When I was a prosecutor in the Brooklyn district attorney’s office, domestic violence cases were always shunned. Prosecutors hated spending hours preparing a case only to have the victim drop the charges before the trial. And most judges believed that if we did not have the victim as a witness, we did not have a case.
But even when a victim did not wish to proceed with prosecution, I would argue that we still had a case based on circumstantial evidence. In doing so, I relied on both my belief in state law and my understanding of Jewish responsibility.
There is a clear mandate in Jewish law known as “the duty to rescue” (“You may not stand aside while your fellow’s blood is shed.” Leviticus 19:5) that served as my basis for prosecuting domestic violence cases.
Through those cases I learned that there was no “typical victim” — they came from all walks of life. And there was no difference between the victim and me — except that I was not emotionally or financially dependent on that abuser. I also learned that the abuser did have a typical personality — they were predictable, exhibiting a need for power and control that was not unique to the dynamics of a particular relationship.
(Abusers employ a gradual process of isolation and brainwashing of the victim in a relationship of interdependency. Studies have shown that abusers cannot be rehabilitated. They will systematically victimize every subsequent partner. Victims are much like prisoners of war who have lost their will, experiencing something akin to Stockholm syndrome, as if transfixed in a cult of one. Although men can be victims of domestic violence, the vast majority of victims are women.)
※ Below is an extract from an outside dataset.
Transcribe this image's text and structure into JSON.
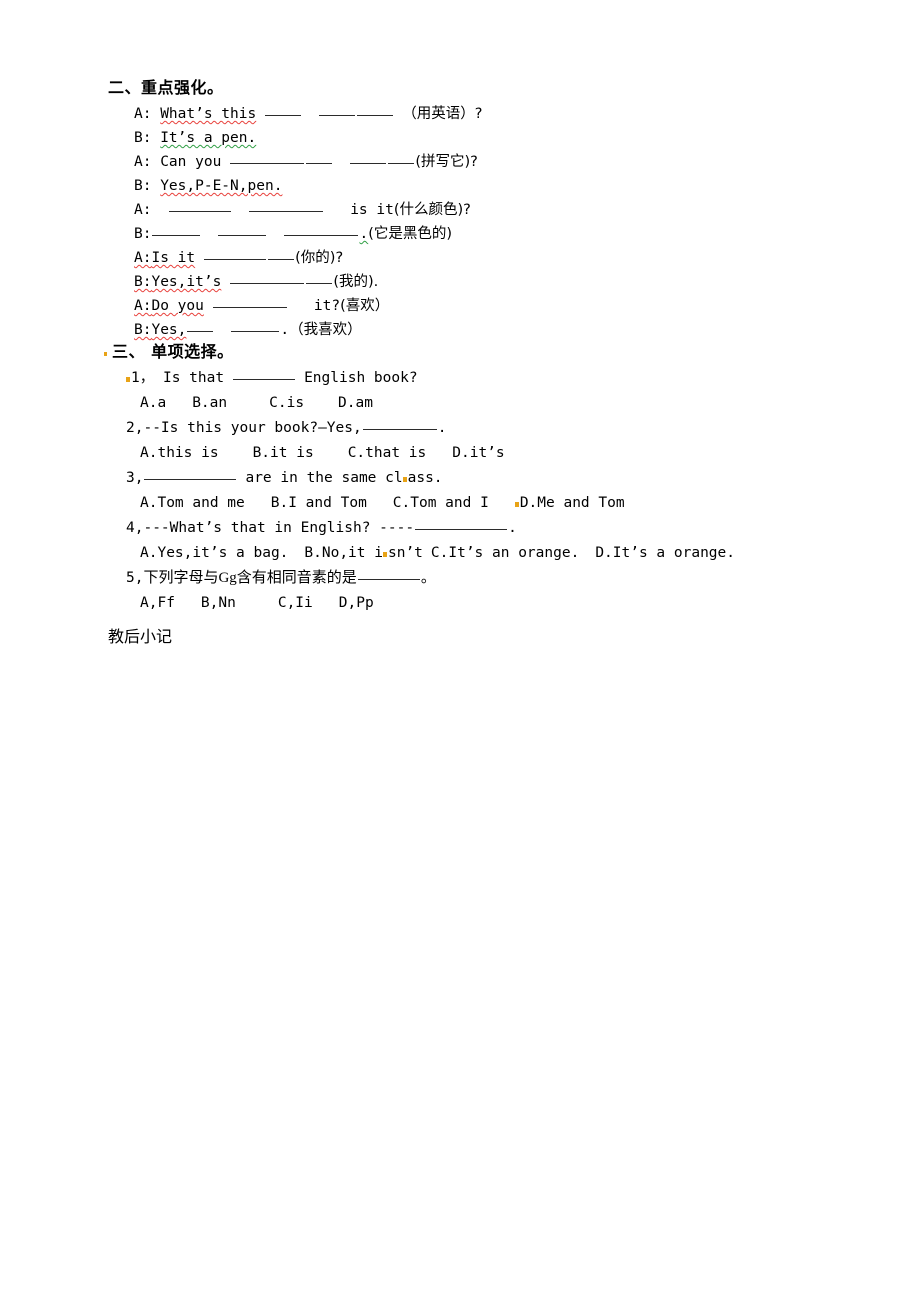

I understood that the abuser would try to use the victim as his agent to undermine the criminal justice system. My duty was to rescue her by removing the abuser, so that with time and therapy she could be “deprogrammed” and rehabilitated.
Which is why, when a victim of domestic violence would come to my office to drop the charges — before she began to tell me that she had “lied” (she wasn’t hit with a baseball bat 17 times but tripped and fell down the stairs) — I would ask her: Do you believe in God? When she said yes (they all did), I would ask if she were capable of taking a razor blade and cutting up someone, and whether doing so was wrong in the eyes of God. At that moment, I could see that a window had opened in her mind. She understood that her abuser had not only committed a crime against her, but against a basic rule of law greater than any one person.
“Domestic abuse is not a private matter; it is an assault against the community and God.”
I would tell her that I could not drop the charges because I represented the people of the state of New York and she was only one of those people. I would explain that she did not have the authority to drop charges because the abuser committed a crime against the state when he chose to assault her. The case would go away only if he pleaded guilty or went to trial. I would tell her to expect his phone call, despite a court order forbidding him to do so. I told her that when she got that call, she should hang up and call me. Generally, she would walk out feeling less burdened. After all, she would not be the one to send her husband or partner to jail, it would be me, the mean prosecutor, who would confront him. Nonetheless, weeks later she would inform me that she would not cooperate. But in the interim, I would get an additional indictment against the abuser for witness tampering and use that charge as leverage to persuade him to plead guilty and serve some jail time.
In Jewish law, unlike almost all U.S. state laws, “duty to rescue” means it is a criminal act of omission for our community, or any one of us, to neglect an opportunity to rescue someone from harm, especially a victim of violent physical abuse. We cannot wait for her to be ready to sever ties after the first beating, because the violence will escalate in every subsequent cycle. We cannot hope to empower her and give her options while she is still in the abuser’s control.
If someone is standing on the ledge of a building, about to commit suicide, do we not aggressively intervene despite the person’s statements that they want to jump?
Domestic abuse is not a private matter; it is an assault against the community and God. Don’t stand by. Knock on that door. Call the police.
Esther Macner is the founder and director of Get Jewish Divorce Justice, a Los Angeles nonprofit whose mission is the prevention of abuse in the Jewish divorce process.